I was 17 when this song came out. “Gay” was what the boys in my high school called anything they didn’t like. “Pop quiz? That’s so gay!” A (straight) girl in the drama club shaved her head for cancer and people started calling her a dyke. She didn’t deny it, so her car got egged in the school parking lot and the eggs stayed there long enough to wreck the paint but somehow “nobody saw”. The teachers and principal of my Catholic school didn’t do anything about that, or about the abuse my gay friend put up with in the halls and every class except drama, because intervening would be “endorsing homosexuality.” My gay friend got shipped off to conversion therapy by his family and I never saw him again. Conservative classmates tried to get the drama teacher fired, because she “wasn’t supportive of Catholic values.”

The only story I knew about gay people in a town like mine was The Laramie Project, about Matthew Sheppard’s murder for being gay in a small town in Wyoming. That was the year I started but couldn’t finish writing a play titled “The Lemon Tree” about two girls whose love for each other couldn’t survive the homophobia of a town like mine, the same way a lemon tree planted there would be killed stone dead by its harsh winters.

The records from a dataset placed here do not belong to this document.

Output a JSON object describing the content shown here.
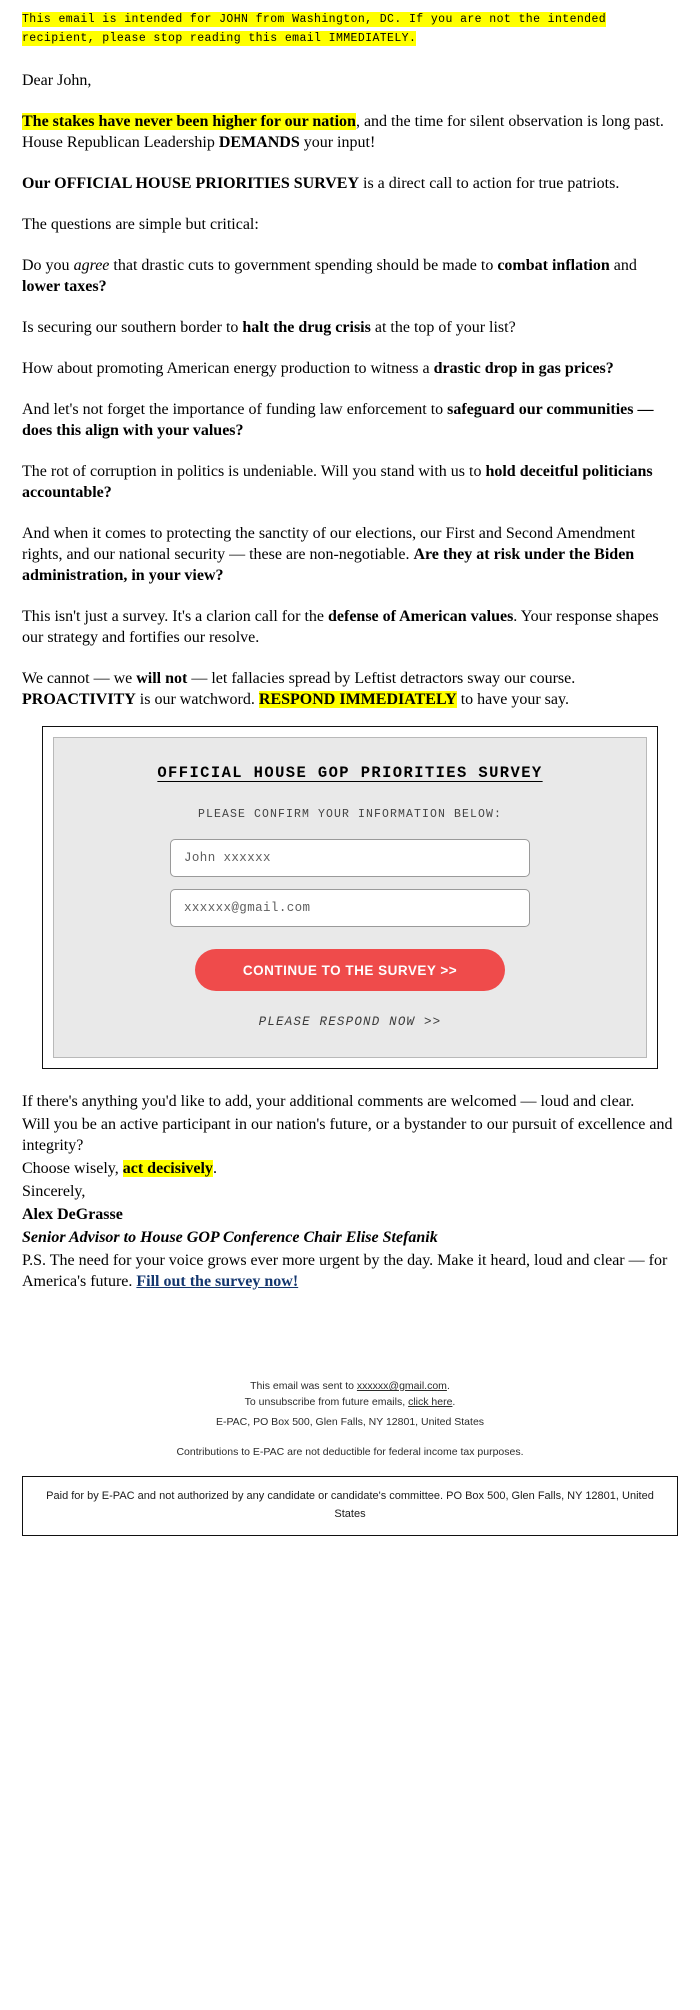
{
  "colors": {
    "highlight": "#ffff00",
    "cta_background": "#ef4b4b",
    "cta_text": "#ffffff",
    "survey_panel": "#e9e9e9",
    "link": "#13366e"
  },
  "top_notice": "This email is intended for JOHN from Washington, DC. If you are not the intended recipient, please stop reading this email IMMEDIATELY.",
  "greeting": "Dear John,",
  "paragraphs": {
    "stakes_highlight": "The stakes have never been higher for our nation",
    "stakes_rest_1": ", and the time for silent observation is long past. House Republican Leadership ",
    "stakes_demands": "DEMANDS",
    "stakes_rest_2": " your input!",
    "survey_lead_1": "Our ",
    "survey_lead_bold": "OFFICIAL HOUSE PRIORITIES SURVEY",
    "survey_lead_2": " is a direct call to action for true patriots.",
    "questions_intro": "The questions are simple but critical:",
    "q1_a": "Do you ",
    "q1_italic": "agree",
    "q1_b": " that drastic cuts to government spending should be made to ",
    "q1_bold1": "combat inflation",
    "q1_c": " and ",
    "q1_bold2": "lower taxes?",
    "q2_a": "Is securing our southern border to ",
    "q2_bold": "halt the drug crisis",
    "q2_b": " at the top of your list?",
    "q3_a": "How about promoting American energy production to witness a ",
    "q3_bold": "drastic drop in gas prices?",
    "q4_a": "And let's not forget the importance of funding law enforcement to ",
    "q4_bold": "safeguard our communities — does this align with your values?",
    "q5_a": "The rot of corruption in politics is undeniable. Will you stand with us to ",
    "q5_bold": "hold deceitful politicians accountable?",
    "q6_a": "And when it comes to protecting the sanctity of our elections, our First and Second Amendment rights, and our national security — these are non-negotiable. ",
    "q6_bold": "Are they at risk under the Biden administration, in your view?",
    "clarion_a": "This isn't just a survey. It's a clarion call for the ",
    "clarion_bold": "defense of American values",
    "clarion_b": ". Your response shapes our strategy and fortifies our resolve.",
    "proactivity_a": "We cannot — we ",
    "proactivity_bold1": "will not",
    "proactivity_b": " — let fallacies spread by Leftist detractors sway our course. ",
    "proactivity_bold2": "PROACTIVITY",
    "proactivity_c": " is our watchword. ",
    "proactivity_highlight": "RESPOND IMMEDIATELY",
    "proactivity_d": " to have your say.",
    "comments": "If there's anything you'd like to add, your additional comments are welcomed — loud and clear.",
    "participant": "Will you be an active participant in our nation's future, or a bystander to our pursuit of excellence and integrity?",
    "choose_a": "Choose wisely, ",
    "choose_highlight": "act decisively",
    "choose_b": "."
  },
  "survey_card": {
    "title": "OFFICIAL HOUSE GOP PRIORITIES SURVEY",
    "subtitle": "PLEASE CONFIRM YOUR INFORMATION BELOW:",
    "name_field_value": "John xxxxxx",
    "name_field_placeholder": "John xxxxxx",
    "email_field_value": "xxxxxx@gmail.com",
    "email_field_placeholder": "xxxxxx@gmail.com",
    "cta_label": "CONTINUE TO THE SURVEY >>",
    "respond_note": "PLEASE RESPOND NOW >>"
  },
  "signature": {
    "closing": "Sincerely,",
    "name": "Alex DeGrasse",
    "title": "Senior Advisor to House GOP Conference Chair Elise Stefanik",
    "ps_text": "P.S. The need for your voice grows ever more urgent by the day. Make it heard, loud and clear — for America's future. ",
    "ps_link": "Fill out the survey now!"
  },
  "footer": {
    "sent_to_prefix": "This email was sent to ",
    "sent_to_email": "xxxxxx@gmail.com",
    "sent_to_suffix": ".",
    "unsubscribe_prefix": "To unsubscribe from future emails, ",
    "unsubscribe_link": "click here",
    "unsubscribe_suffix": ".",
    "address": "E-PAC, PO Box 500, Glen Falls, NY 12801, United States",
    "contributions": "Contributions to E-PAC are not deductible for federal income tax purposes.",
    "paid_for": "Paid for by E-PAC and not authorized by any candidate or candidate's committee. PO Box 500, Glen Falls, NY 12801, United States"
  }
}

It was the year I decided to convert to Catholicism, because I had sincere faith and yes the Church was homophobic but having a real relationship with a woman was never going to be possible for me anyway so it wasn’t like I was losing anything, right?

I didn’t have access to the gay community or gay media, except through online slash fandom. A year later I found a second depiction of gay people in a town like mine: Brokeback Mountain, about two men whose love was smothered by society’s homophobia until one of them was murdered for being gay.

(Now I know that kd lang and Tegan and Sara were openly gay in the 90s and come from my part of the world, although they all had to leave to be successful. Nobody mentioned kd lang’s sexuality, and Tegan and Sara didn’t get radio play here when I was young.)

And yes, “faggot” was worse than “gay”. “Gay” just meant, you know, “bad”, but “faggot” meant gay and soft and weak and about to get an ass-kicking.

So I remember those lines and when I first heard them all those years ago. I remember that I was cleaning my room and listening to the radio, and the DJ talked about Green Day’s anger at cable news and the war in Iraq and played the song, and those two lines hit me, so hard I was incredulous and couldn’t believe that for once somebody was on my side.

Green Day’s image was tough and angry and loud, and it’s an angry song—not unexpected, basically anyone left-leaning was angry about politics then—and them saying “maybe I’m the faggot” was them saying Come and get me. You can’t scare me. This thing you throw out as an insult and a threat? Yeah, I’ll own it, and I’ll use it to lure you into punching range. You’re wrong and I can fight you and win.

It was like a transmission from an alien planet. This was someone so much braver than I could ever imagine being. What that song said to me was that somebody was willing to stand up for me. I had viewed homophobia as an all-powerful cultural force I could either submit to or escape by hiding until I found a safe community, but pro-LGBT punk rock was what taught me that I also had the option to fight.